Hybrid Public-Private Housing
These condiminiums are marketed towards young professionals who are affluent enough to afford higher tier housing, but are still unsure of making the jump to private ones.
In the first five years of ownership, an executive condominium would be categorized as public housing, but it would eventually turn into a private housing unit after the five year period is over.
A major setback with this kind of dweeling is that you would need to live in the condominium for five years before you get a chance to sell it. It’s not that ideal for people who want to invest in real estate property.
The HUDC (Housing and Urban Development Corporation) used to be in charge of public housing before HDB. The flats that they used to manage are already phased out by 1987, but a few units still remain (most of them are in the works to be privatized in the near future).
Private Residential Housing
These are the most common types of private housing that are available in Singapore. Condominiums are self-contained residential units in a building that share communal provisions like swimming pools, tennis courts, lounge areas, and gyms. They often come in the form of studio, penthouse, and multiple-room units.
Apartments are kind of similar to condominiums, except that they usually have less provisions and facilities.
Walk ups, as the name suggests, is an apartment or condominium without a lift. You would need to “walk up” to reach your dwelling.
Private Landed Properties
The highest tier of residential property, and also the priciest. They offer the greatest benefit in terms of floor area, privacy and exclusivity, but are often high maintenance and comes at high prices. A quick rundown is as follows:
Bungalows or detached houses
A free-standing house, with no other house linked to it.
A house that is partially attached to other units.
A group of houses that share a “terrace” or are linked together by a common boundary.
“Good” class bungalow
The kinds of houses that are reserved for the most affluent of families. Usually located in prime areas. Land plots can go into more than a couple of thousand square metres.
Industrial properties are often bought by enterprises that intend to do business or engage in manufacturing in the country.
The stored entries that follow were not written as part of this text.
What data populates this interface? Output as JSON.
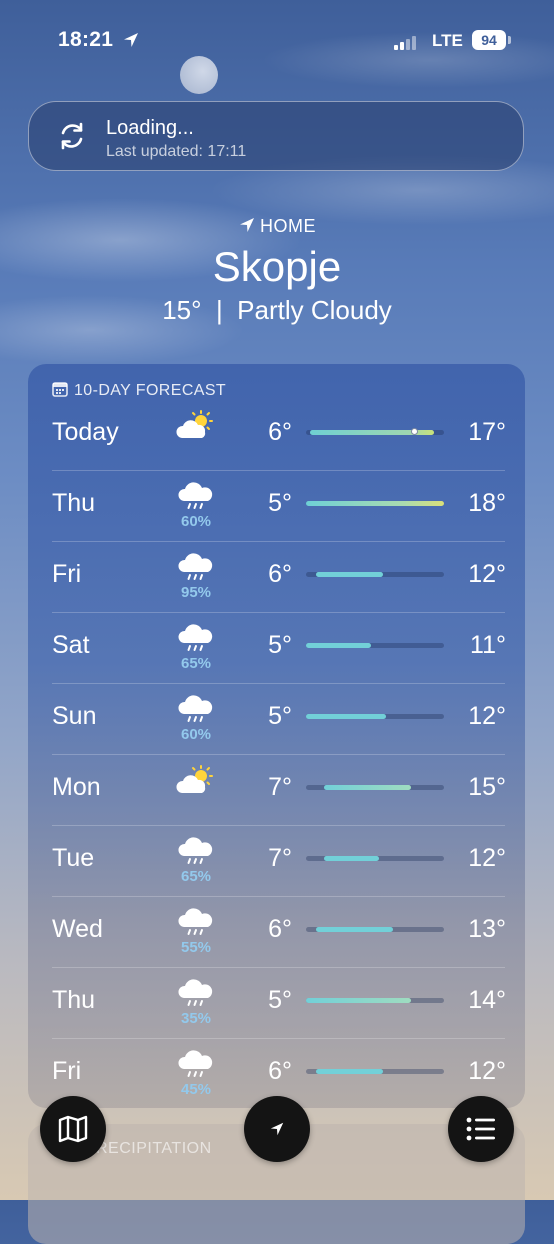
{
  "status_bar": {
    "time": "18:21",
    "network": "LTE",
    "battery": "94"
  },
  "banner": {
    "title": "Loading...",
    "subtitle": "Last updated: 17:11"
  },
  "location": {
    "label": "HOME",
    "city": "Skopje",
    "summary": "15°  |  Partly Cloudy"
  },
  "forecast": {
    "header": "10-DAY FORECAST",
    "days": [
      {
        "day": "Today",
        "icon": "partly-cloudy-sun-icon",
        "precip": "",
        "low": "6°",
        "high": "17°",
        "bar_start": 0.03,
        "bar_end": 0.93,
        "current_pos": 0.78,
        "bar_color": "linear-gradient(90deg,#6fd0d2,#9fd6b0 80%,#c9e27a)"
      },
      {
        "day": "Thu",
        "icon": "rain-cloud-icon",
        "precip": "60%",
        "low": "5°",
        "high": "18°",
        "bar_start": 0.0,
        "bar_end": 1.0,
        "current_pos": null,
        "bar_color": "linear-gradient(90deg,#6ed0d6,#a9dbb0 70%,#d9e07a)"
      },
      {
        "day": "Fri",
        "icon": "rain-cloud-icon",
        "precip": "95%",
        "low": "6°",
        "high": "12°",
        "bar_start": 0.07,
        "bar_end": 0.56,
        "current_pos": null,
        "bar_color": "#72d0d8"
      },
      {
        "day": "Sat",
        "icon": "rain-cloud-icon",
        "precip": "65%",
        "low": "5°",
        "high": "11°",
        "bar_start": 0.0,
        "bar_end": 0.47,
        "current_pos": null,
        "bar_color": "#72d0d8"
      },
      {
        "day": "Sun",
        "icon": "rain-cloud-icon",
        "precip": "60%",
        "low": "5°",
        "high": "12°",
        "bar_start": 0.0,
        "bar_end": 0.58,
        "current_pos": null,
        "bar_color": "#72d0d8"
      },
      {
        "day": "Mon",
        "icon": "partly-cloudy-sun-icon",
        "precip": "",
        "low": "7°",
        "high": "15°",
        "bar_start": 0.13,
        "bar_end": 0.76,
        "current_pos": null,
        "bar_color": "linear-gradient(90deg,#72d0d8,#9fdcc0)"
      },
      {
        "day": "Tue",
        "icon": "rain-cloud-icon",
        "precip": "65%",
        "low": "7°",
        "high": "12°",
        "bar_start": 0.13,
        "bar_end": 0.53,
        "current_pos": null,
        "bar_color": "#72d0d8"
      },
      {
        "day": "Wed",
        "icon": "rain-cloud-icon",
        "precip": "55%",
        "low": "6°",
        "high": "13°",
        "bar_start": 0.07,
        "bar_end": 0.63,
        "current_pos": null,
        "bar_color": "#72d0d8"
      },
      {
        "day": "Thu",
        "icon": "rain-cloud-icon",
        "precip": "35%",
        "low": "5°",
        "high": "14°",
        "bar_start": 0.0,
        "bar_end": 0.76,
        "current_pos": null,
        "bar_color": "linear-gradient(90deg,#72d0d8,#9fdcc0)"
      },
      {
        "day": "Fri",
        "icon": "rain-cloud-icon",
        "precip": "45%",
        "low": "6°",
        "high": "12°",
        "bar_start": 0.07,
        "bar_end": 0.56,
        "current_pos": null,
        "bar_color": "#72d0d8"
      }
    ]
  },
  "next_section": {
    "label": "RECIPITATION"
  },
  "buttons": {
    "map": "map-icon",
    "location": "location-arrow-icon",
    "list": "list-icon"
  }
}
As such, they are usually utilized as manufacturing centers, storage houses, telecommunication hubs, business parks, warehouses, and workshops.
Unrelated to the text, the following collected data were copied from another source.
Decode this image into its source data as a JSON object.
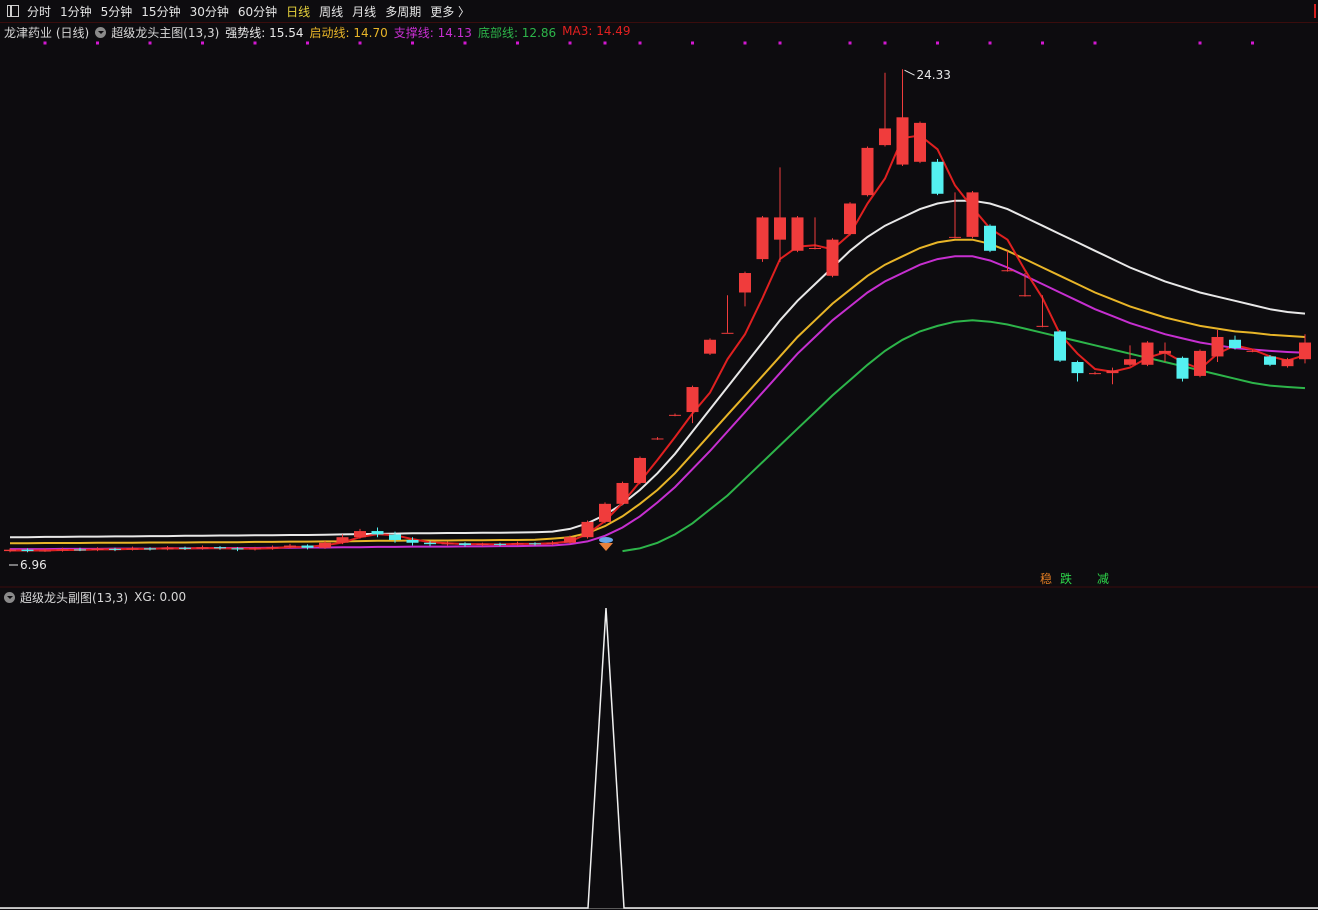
{
  "toolbar": {
    "tabs": [
      "分时",
      "1分钟",
      "5分钟",
      "15分钟",
      "30分钟",
      "60分钟",
      "日线",
      "周线",
      "月线",
      "多周期",
      "更多 〉"
    ],
    "active": "日线"
  },
  "main": {
    "stock": "龙津药业 (日线)",
    "indicator": "超级龙头主图(13,3)",
    "legend": [
      {
        "label": "强势线: 15.54",
        "color": "#e8e8e8"
      },
      {
        "label": "启动线: 14.70",
        "color": "#e8b528"
      },
      {
        "label": "支撑线: 14.13",
        "color": "#c62fd0"
      },
      {
        "label": "底部线: 12.86",
        "color": "#2db54a"
      },
      {
        "label": "MA3: 14.49",
        "color": "#e02020"
      }
    ],
    "high_label": "24.33",
    "low_label": "6.96",
    "markers": [
      {
        "text": "稳",
        "color": "#e07b22"
      },
      {
        "text": "跌",
        "color": "#2dd64a"
      },
      {
        "text": "减",
        "color": "#2dd64a"
      }
    ]
  },
  "sub": {
    "indicator": "超级龙头副图(13,3)",
    "value": "XG: 0.00"
  },
  "colors": {
    "up": "#f03c3c",
    "down": "#54f0f0",
    "strong": "#e8e8e8",
    "start": "#e8b528",
    "support": "#c62fd0",
    "bottom": "#2db54a",
    "ma3": "#e02020",
    "dots": "#d218d2"
  },
  "chart_data": [
    {
      "type": "candlestick",
      "ylim": [
        6.5,
        25.2
      ],
      "candles": [
        {
          "o": 7.0,
          "c": 7.05,
          "h": 7.1,
          "l": 6.96
        },
        {
          "o": 7.05,
          "c": 7.0,
          "h": 7.1,
          "l": 6.96
        },
        {
          "o": 7.0,
          "c": 7.02,
          "h": 7.1,
          "l": 6.97
        },
        {
          "o": 7.02,
          "c": 7.06,
          "h": 7.12,
          "l": 6.98
        },
        {
          "o": 7.06,
          "c": 7.04,
          "h": 7.12,
          "l": 7.0
        },
        {
          "o": 7.04,
          "c": 7.08,
          "h": 7.14,
          "l": 7.0
        },
        {
          "o": 7.08,
          "c": 7.05,
          "h": 7.12,
          "l": 7.0
        },
        {
          "o": 7.05,
          "c": 7.1,
          "h": 7.16,
          "l": 7.02
        },
        {
          "o": 7.1,
          "c": 7.06,
          "h": 7.14,
          "l": 7.02
        },
        {
          "o": 7.06,
          "c": 7.12,
          "h": 7.18,
          "l": 7.03
        },
        {
          "o": 7.12,
          "c": 7.08,
          "h": 7.16,
          "l": 7.04
        },
        {
          "o": 7.08,
          "c": 7.14,
          "h": 7.2,
          "l": 7.05
        },
        {
          "o": 7.14,
          "c": 7.1,
          "h": 7.18,
          "l": 7.05
        },
        {
          "o": 7.1,
          "c": 7.06,
          "h": 7.14,
          "l": 7.0
        },
        {
          "o": 7.06,
          "c": 7.1,
          "h": 7.15,
          "l": 7.02
        },
        {
          "o": 7.1,
          "c": 7.14,
          "h": 7.2,
          "l": 7.05
        },
        {
          "o": 7.14,
          "c": 7.2,
          "h": 7.26,
          "l": 7.1
        },
        {
          "o": 7.2,
          "c": 7.12,
          "h": 7.24,
          "l": 7.06
        },
        {
          "o": 7.12,
          "c": 7.3,
          "h": 7.36,
          "l": 7.08
        },
        {
          "o": 7.3,
          "c": 7.5,
          "h": 7.6,
          "l": 7.25
        },
        {
          "o": 7.5,
          "c": 7.72,
          "h": 7.8,
          "l": 7.45
        },
        {
          "o": 7.72,
          "c": 7.6,
          "h": 7.85,
          "l": 7.5
        },
        {
          "o": 7.6,
          "c": 7.4,
          "h": 7.7,
          "l": 7.3
        },
        {
          "o": 7.4,
          "c": 7.3,
          "h": 7.5,
          "l": 7.2
        },
        {
          "o": 7.3,
          "c": 7.25,
          "h": 7.36,
          "l": 7.18
        },
        {
          "o": 7.25,
          "c": 7.28,
          "h": 7.34,
          "l": 7.2
        },
        {
          "o": 7.28,
          "c": 7.22,
          "h": 7.32,
          "l": 7.16
        },
        {
          "o": 7.22,
          "c": 7.26,
          "h": 7.3,
          "l": 7.18
        },
        {
          "o": 7.26,
          "c": 7.24,
          "h": 7.3,
          "l": 7.18
        },
        {
          "o": 7.24,
          "c": 7.28,
          "h": 7.34,
          "l": 7.2
        },
        {
          "o": 7.28,
          "c": 7.26,
          "h": 7.32,
          "l": 7.2
        },
        {
          "o": 7.26,
          "c": 7.3,
          "h": 7.36,
          "l": 7.22
        },
        {
          "o": 7.3,
          "c": 7.5,
          "h": 7.56,
          "l": 7.26
        },
        {
          "o": 7.5,
          "c": 8.05,
          "h": 8.1,
          "l": 7.45
        },
        {
          "o": 8.05,
          "c": 8.7,
          "h": 8.75,
          "l": 8.0
        },
        {
          "o": 8.7,
          "c": 9.45,
          "h": 9.5,
          "l": 8.65
        },
        {
          "o": 9.45,
          "c": 10.35,
          "h": 10.4,
          "l": 9.4
        },
        {
          "o": 11.05,
          "c": 11.05,
          "h": 11.1,
          "l": 11.0
        },
        {
          "o": 11.9,
          "c": 11.9,
          "h": 11.95,
          "l": 11.85
        },
        {
          "o": 12.0,
          "c": 12.9,
          "h": 12.95,
          "l": 11.6
        },
        {
          "o": 14.1,
          "c": 14.6,
          "h": 14.65,
          "l": 14.05
        },
        {
          "o": 14.85,
          "c": 14.85,
          "h": 16.2,
          "l": 14.85
        },
        {
          "o": 16.3,
          "c": 17.0,
          "h": 17.05,
          "l": 15.8
        },
        {
          "o": 17.5,
          "c": 19.0,
          "h": 19.05,
          "l": 17.4
        },
        {
          "o": 18.2,
          "c": 19.0,
          "h": 20.8,
          "l": 17.4
        },
        {
          "o": 17.8,
          "c": 19.0,
          "h": 19.05,
          "l": 17.75
        },
        {
          "o": 17.9,
          "c": 17.9,
          "h": 19.0,
          "l": 17.85
        },
        {
          "o": 16.9,
          "c": 18.2,
          "h": 18.25,
          "l": 16.85
        },
        {
          "o": 18.4,
          "c": 19.5,
          "h": 19.55,
          "l": 18.35
        },
        {
          "o": 19.8,
          "c": 21.5,
          "h": 21.55,
          "l": 19.75
        },
        {
          "o": 21.6,
          "c": 22.2,
          "h": 24.2,
          "l": 21.55
        },
        {
          "o": 20.9,
          "c": 22.6,
          "h": 24.33,
          "l": 20.85
        },
        {
          "o": 21.0,
          "c": 22.4,
          "h": 22.45,
          "l": 20.95
        },
        {
          "o": 21.0,
          "c": 19.85,
          "h": 21.1,
          "l": 19.8
        },
        {
          "o": 18.3,
          "c": 18.3,
          "h": 19.9,
          "l": 18.25
        },
        {
          "o": 18.3,
          "c": 19.9,
          "h": 19.95,
          "l": 18.25
        },
        {
          "o": 18.7,
          "c": 17.8,
          "h": 18.75,
          "l": 17.75
        },
        {
          "o": 17.1,
          "c": 17.1,
          "h": 17.8,
          "l": 17.05
        },
        {
          "o": 16.2,
          "c": 16.2,
          "h": 17.0,
          "l": 16.15
        },
        {
          "o": 15.1,
          "c": 15.1,
          "h": 16.2,
          "l": 15.05
        },
        {
          "o": 14.9,
          "c": 13.85,
          "h": 14.95,
          "l": 13.8
        },
        {
          "o": 13.8,
          "c": 13.4,
          "h": 13.85,
          "l": 13.1
        },
        {
          "o": 13.4,
          "c": 13.4,
          "h": 13.45,
          "l": 13.35
        },
        {
          "o": 13.4,
          "c": 13.5,
          "h": 13.6,
          "l": 13.0
        },
        {
          "o": 13.7,
          "c": 13.9,
          "h": 14.4,
          "l": 13.65
        },
        {
          "o": 13.7,
          "c": 14.5,
          "h": 14.55,
          "l": 13.65
        },
        {
          "o": 14.1,
          "c": 14.2,
          "h": 14.5,
          "l": 13.8
        },
        {
          "o": 13.95,
          "c": 13.2,
          "h": 14.0,
          "l": 13.1
        },
        {
          "o": 13.3,
          "c": 14.2,
          "h": 14.25,
          "l": 13.25
        },
        {
          "o": 14.0,
          "c": 14.7,
          "h": 14.95,
          "l": 13.8
        },
        {
          "o": 14.6,
          "c": 14.3,
          "h": 14.75,
          "l": 14.25
        },
        {
          "o": 14.2,
          "c": 14.2,
          "h": 14.25,
          "l": 14.15
        },
        {
          "o": 14.0,
          "c": 13.7,
          "h": 14.05,
          "l": 13.65
        },
        {
          "o": 13.65,
          "c": 13.9,
          "h": 13.95,
          "l": 13.6
        },
        {
          "o": 13.9,
          "c": 14.5,
          "h": 14.8,
          "l": 13.75
        }
      ],
      "ma3": [
        7.02,
        7.02,
        7.02,
        7.04,
        7.04,
        7.06,
        7.06,
        7.08,
        7.08,
        7.1,
        7.09,
        7.11,
        7.1,
        7.09,
        7.09,
        7.1,
        7.15,
        7.15,
        7.21,
        7.31,
        7.5,
        7.61,
        7.57,
        7.43,
        7.32,
        7.28,
        7.25,
        7.25,
        7.24,
        7.26,
        7.26,
        7.28,
        7.35,
        7.62,
        8.08,
        8.73,
        9.5,
        10.28,
        11.1,
        11.95,
        12.7,
        13.9,
        14.8,
        16.1,
        17.5,
        17.95,
        18.0,
        17.85,
        18.4,
        19.5,
        20.4,
        21.85,
        21.95,
        21.45,
        20.15,
        19.35,
        18.6,
        18.2,
        17.1,
        16.1,
        14.8,
        14.1,
        13.55,
        13.45,
        13.6,
        13.95,
        14.15,
        13.8,
        13.55,
        14.1,
        14.4,
        14.25,
        14.0,
        13.85,
        14.05
      ],
      "strong": [
        7.5,
        7.5,
        7.51,
        7.51,
        7.52,
        7.52,
        7.53,
        7.53,
        7.54,
        7.54,
        7.55,
        7.55,
        7.56,
        7.56,
        7.57,
        7.57,
        7.58,
        7.58,
        7.59,
        7.6,
        7.61,
        7.62,
        7.63,
        7.64,
        7.64,
        7.65,
        7.65,
        7.66,
        7.66,
        7.67,
        7.68,
        7.7,
        7.8,
        8.0,
        8.3,
        8.7,
        9.2,
        9.8,
        10.5,
        11.3,
        12.1,
        12.9,
        13.7,
        14.5,
        15.3,
        16.0,
        16.6,
        17.2,
        17.8,
        18.3,
        18.7,
        19.0,
        19.3,
        19.5,
        19.6,
        19.6,
        19.5,
        19.3,
        19.0,
        18.7,
        18.4,
        18.1,
        17.8,
        17.5,
        17.2,
        16.95,
        16.7,
        16.5,
        16.3,
        16.15,
        16.0,
        15.85,
        15.7,
        15.6,
        15.54
      ],
      "start": [
        7.28,
        7.28,
        7.29,
        7.29,
        7.29,
        7.3,
        7.3,
        7.3,
        7.31,
        7.31,
        7.31,
        7.32,
        7.32,
        7.32,
        7.33,
        7.33,
        7.34,
        7.34,
        7.35,
        7.35,
        7.36,
        7.37,
        7.37,
        7.38,
        7.38,
        7.38,
        7.39,
        7.39,
        7.4,
        7.4,
        7.41,
        7.45,
        7.5,
        7.65,
        7.9,
        8.25,
        8.7,
        9.2,
        9.8,
        10.5,
        11.2,
        11.9,
        12.6,
        13.3,
        14.0,
        14.7,
        15.3,
        15.9,
        16.4,
        16.9,
        17.3,
        17.6,
        17.9,
        18.1,
        18.2,
        18.2,
        18.05,
        17.8,
        17.5,
        17.2,
        16.9,
        16.6,
        16.3,
        16.05,
        15.8,
        15.6,
        15.4,
        15.25,
        15.1,
        15.0,
        14.9,
        14.85,
        14.78,
        14.74,
        14.7
      ],
      "support": [
        7.07,
        7.07,
        7.07,
        7.08,
        7.08,
        7.08,
        7.09,
        7.09,
        7.09,
        7.1,
        7.1,
        7.1,
        7.11,
        7.11,
        7.11,
        7.12,
        7.12,
        7.13,
        7.13,
        7.14,
        7.14,
        7.15,
        7.15,
        7.16,
        7.16,
        7.16,
        7.17,
        7.17,
        7.18,
        7.18,
        7.19,
        7.2,
        7.25,
        7.35,
        7.55,
        7.85,
        8.25,
        8.75,
        9.3,
        9.95,
        10.6,
        11.3,
        12.0,
        12.7,
        13.4,
        14.1,
        14.7,
        15.3,
        15.8,
        16.3,
        16.7,
        17.0,
        17.3,
        17.5,
        17.6,
        17.6,
        17.45,
        17.2,
        16.9,
        16.6,
        16.3,
        16.0,
        15.7,
        15.45,
        15.2,
        15.0,
        14.8,
        14.65,
        14.5,
        14.4,
        14.3,
        14.25,
        14.2,
        14.16,
        14.13
      ],
      "bottom_start_index": 35,
      "bottom": [
        7.0,
        7.1,
        7.3,
        7.6,
        8.0,
        8.5,
        9.0,
        9.6,
        10.2,
        10.8,
        11.4,
        12.0,
        12.6,
        13.15,
        13.7,
        14.2,
        14.6,
        14.9,
        15.1,
        15.25,
        15.3,
        15.25,
        15.15,
        15.0,
        14.85,
        14.7,
        14.55,
        14.4,
        14.25,
        14.1,
        13.95,
        13.8,
        13.65,
        13.5,
        13.35,
        13.2,
        13.05,
        12.95,
        12.9,
        12.86
      ],
      "dot_indices": [
        2,
        5,
        8,
        11,
        14,
        17,
        20,
        23,
        26,
        29,
        32,
        34,
        36,
        39,
        42,
        44,
        48,
        50,
        53,
        56,
        59,
        62,
        68,
        71
      ]
    },
    {
      "type": "line",
      "series": [
        {
          "name": "XG",
          "peak_index": 34,
          "peak_value": 1,
          "base": 0
        }
      ],
      "ylim": [
        0,
        1
      ]
    }
  ]
}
All land that are categorized as “industrial” fall into three types:
B1 (Business 1)
Land that can be used for industry, telecommunications, warehouses, and utilities. The NEA (National Environment Agency) does not impose a nuisance buffer* that is greater than 50 metres for this kind of land.
Land that can be used for the same purposes as above, but can also be approved as manufacturing/repair centers for shipbuilding and industrial machinery (clearance should be obtained from the appropriate agency first). Nuisance buffer is pegged at more than 50 metres.
Land that is primarily used by businesses and enterprises for research and development (R&D) purposes, as well as knowledge-intensive, high technology endeavours like science parks.
*A nuisance buffer is a specified minimum distance between a plot of industrial land and residential housing and/or living facilities.
Commercial land is also used for business, however its main difference from industrial land is the fact that it is not expected to cause significant disturbance (i.e. safety hazards, noise and air pollution) to its immediate surroundings. There is no need for a nuisance buffer.
On commercial property, you can find developments like shophouses, offices, and shopping centres. There are also mixed residential and commercial buildings too (e.g. buildings that have a shop on the first storey and a residential area on top).